Evol Ecol Res 3: 129–155 (2001) Full PDF if your library subscribes.
Comparative studies of reaction norms in Arabidopsis. I. Evolution of response to daylength
Heidi Pollard,1 Mitchell Cruzan1,2 and Massimo Pigliucci1,2*
1Department of Botany and 2Department of Ecology and Evolutionary Biology, University of Tennessee, Knoxville, TN 37996-1100, USA
Author to whom all correspondence should be addressed.

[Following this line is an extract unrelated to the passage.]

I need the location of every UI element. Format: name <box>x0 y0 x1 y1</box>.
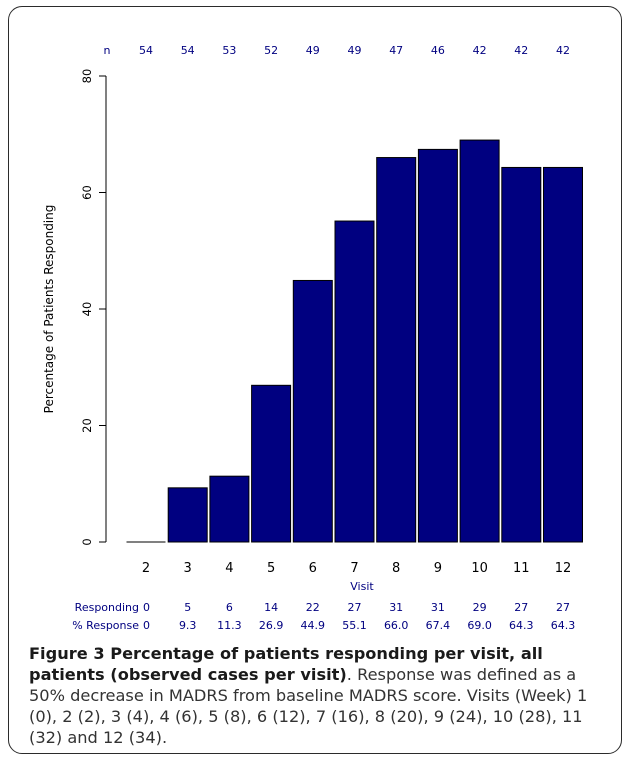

The evolution of reaction norms (the genotype-specific manifestation of different phenotypes in response to environmental variation) has rarely been addressed from within a phylogenetic comparative framework, despite general agreement that we need a better understanding of how historical and deterministic processes (e.g. selection and constraints) interact to yield a particular pattern of variation of phenotypic plasticity within and across species. In this study, we compare the reaction norms to daylength in eight accessions of Arabidopsis thaliana from Scandinavia and three closely related species, A. arenosa, A. lyrata subsp. petraea and A. suecica. We find that across-environment means evolved continuously and very rapidly within this group, while plasticity (calculated as the difference between the character value under short photoperiod minus the expression of the same trait under long photoperiod) changed only rarely and especially at the base of the A. thaliana clade. Character means co-evolved in a fashion that identifies two functional sets of traits, one during the vegetative phase and the other during the reproductive phase, with trade-offs between characters expressed across the two phases. With a few exceptions, plasticities of different traits tended to evolve largely independently of each other. Several plasticities evolved in concert with their corresponding across-environment means, but by following a pattern of negative correlations that cannot be explained by simple geometrical considerations in environment-phenotype space. Neither the mean nor the plasticity of a focal trait, flowering time, were correlated with differences in phylogenetic relatedness, geographical distance or latitudinal differential. This suggests that neither genetic drift nor adaptation to large-scale geographical factors occurred.
Keywords: Arabidopsis, comparative method, daylength, intraspecific phylogeny, reaction norms, phenotypic plasticity.